Am Wiesener Wörthsee hat jemand eine Pyramide aus Lesesteinen aufgeschichtet, auf einem Bootssteg am Staffelsteiner Riedsee war ein bunter Teppich aus Naturmaterialien (unter anderem Tannenzapfen und Blüten) ausgelegt und am Staffelberg fanden sich geometrisch angeordnete Holunderstängel, die ausgehöhlt und mit knallroten Hagebutten gefüllt waren, so dass sie Panflöten glichen.
Ein Herz auf dem Bahnsteig
Wundervoll anzusehen war auch ein knallrotes Herz aus Beeren, das in graue Basalt- und weiße Kalksteine eingelassen war. Es lag auf einem Perron des Staffelsteiner Bahnhofs. Irgendwo fand sich in der Natur auch ein Steinmosaik mit den Initialen HK - ob der Künstler hier sein Monogramm hinterlassen hat? Niemand weiß es zu sagen.

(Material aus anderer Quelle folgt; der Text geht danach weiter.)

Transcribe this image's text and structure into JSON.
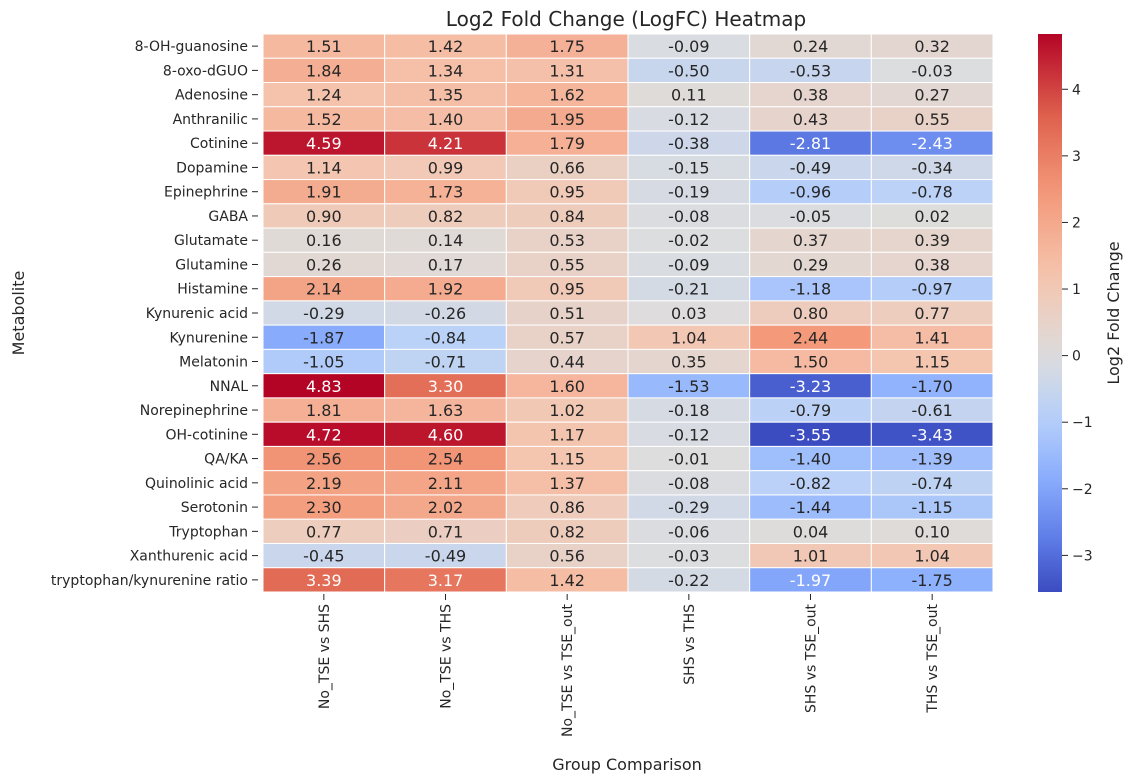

Auf der Suche nach diesen doch sehr vergänglichen Objekten stießen wir dieser Tage noch auf die schwarz-roten Streifen der Lauter-Insel am Hain und auf die Pyramide am Wiesener Wöhrthsee. Zu filigran sind die meisten der kleinen Kunstwerke als dass sie längere Zeit überdauern würden. Wind und Wetter, aber auch Vögel und Nagetiere wirken darauf ein, verändern oder vernichten das, was der oder die unbekannten Künstler geschaffen haben.

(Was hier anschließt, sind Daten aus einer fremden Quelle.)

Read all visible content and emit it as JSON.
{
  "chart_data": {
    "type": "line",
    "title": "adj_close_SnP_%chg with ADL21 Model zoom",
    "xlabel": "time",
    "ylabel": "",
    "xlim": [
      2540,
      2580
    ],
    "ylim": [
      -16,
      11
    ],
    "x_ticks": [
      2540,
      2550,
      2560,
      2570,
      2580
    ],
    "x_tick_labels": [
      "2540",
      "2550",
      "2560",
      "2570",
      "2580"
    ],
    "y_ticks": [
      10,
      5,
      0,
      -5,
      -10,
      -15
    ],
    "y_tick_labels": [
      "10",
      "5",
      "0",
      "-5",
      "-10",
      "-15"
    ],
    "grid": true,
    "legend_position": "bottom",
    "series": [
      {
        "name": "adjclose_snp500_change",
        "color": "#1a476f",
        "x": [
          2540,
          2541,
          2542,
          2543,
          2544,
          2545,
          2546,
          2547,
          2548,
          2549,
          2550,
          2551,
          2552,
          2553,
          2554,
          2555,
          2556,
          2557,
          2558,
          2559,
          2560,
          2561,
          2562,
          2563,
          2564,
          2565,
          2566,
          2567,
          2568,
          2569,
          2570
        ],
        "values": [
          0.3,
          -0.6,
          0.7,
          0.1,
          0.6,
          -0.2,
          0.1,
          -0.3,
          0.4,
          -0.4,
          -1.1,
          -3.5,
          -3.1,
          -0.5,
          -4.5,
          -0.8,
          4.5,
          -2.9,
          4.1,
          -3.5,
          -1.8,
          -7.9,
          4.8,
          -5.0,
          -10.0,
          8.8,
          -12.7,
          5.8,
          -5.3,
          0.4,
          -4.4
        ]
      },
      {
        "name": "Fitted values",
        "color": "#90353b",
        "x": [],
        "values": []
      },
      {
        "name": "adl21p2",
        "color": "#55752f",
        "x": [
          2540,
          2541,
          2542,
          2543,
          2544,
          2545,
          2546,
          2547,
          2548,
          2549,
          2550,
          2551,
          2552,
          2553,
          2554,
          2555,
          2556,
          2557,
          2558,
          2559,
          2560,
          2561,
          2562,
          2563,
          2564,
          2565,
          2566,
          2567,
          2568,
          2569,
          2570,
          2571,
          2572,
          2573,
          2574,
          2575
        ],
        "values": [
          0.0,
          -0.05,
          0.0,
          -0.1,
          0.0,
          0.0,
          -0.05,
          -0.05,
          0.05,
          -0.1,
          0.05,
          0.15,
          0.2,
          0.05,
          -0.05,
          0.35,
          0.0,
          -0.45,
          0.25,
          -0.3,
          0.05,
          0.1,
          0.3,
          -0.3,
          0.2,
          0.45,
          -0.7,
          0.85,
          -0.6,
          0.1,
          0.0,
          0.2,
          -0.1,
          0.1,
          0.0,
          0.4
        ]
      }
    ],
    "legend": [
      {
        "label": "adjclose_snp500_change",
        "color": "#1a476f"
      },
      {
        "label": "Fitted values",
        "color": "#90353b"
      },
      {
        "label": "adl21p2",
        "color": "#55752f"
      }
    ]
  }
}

Es darf spekuliert werden über die Urheber: Sind es Eltern mit ihren Kindern? Ist es jemand, der ein Faible fürs Außergewöhnliche hat? Im Fachjargon heißen solche kleinen Kunstwerke "Land-Art", zusammengestellt sind sie aus Fundstücken ("object trouvé") der Natur, die manchmal vorsichtig bearbeitet und immer sorgsam arrangiert werden.
Wie lange der oder die Künstler schon ihrem Hobby nachgehen, ist ebenfalls nicht eindeutig zu sagen. Schon im vergangenen Jahr tauchten im ehemaligen Steinbruch oberhalb von Vierzehnheiligen Ornamente auf, die aus Fundsteinen gelegt wurden: Eines hatte die Konturen von Leonardo da Vincis "vitruvianischem Menschen", jener Proportionsstudie des Meisters, die sich auch auf der Rückseite der italienischen Ein-Euro-Münze findet.
Gespannt sein darf man auf den kommenden Sommer. Wenn die Unbekannten dann Kornkreise in Weizenfelder drücken, sind sie eindeutig zu identifizieren, denn dann haben sie sich als Außerirdische enttarnt. Klarheit darüber, für welchen Pharao die kleine Pyramide am Wiesener Wörthsee erbaut wurde, wird wohl nur eine Expedition in deren Inneres bringen.
Alle, die sich von den Kunstwerken angeregt fühlen, sind zum Nachahmen aufgefordert. Es müssen ja nicht Vogelbeeren, Gänseblümchen, Kastanien und Eicheln verwendet werden. Ein Schnee-Engel ist genauso kreativ - und noch viel vergänglicher.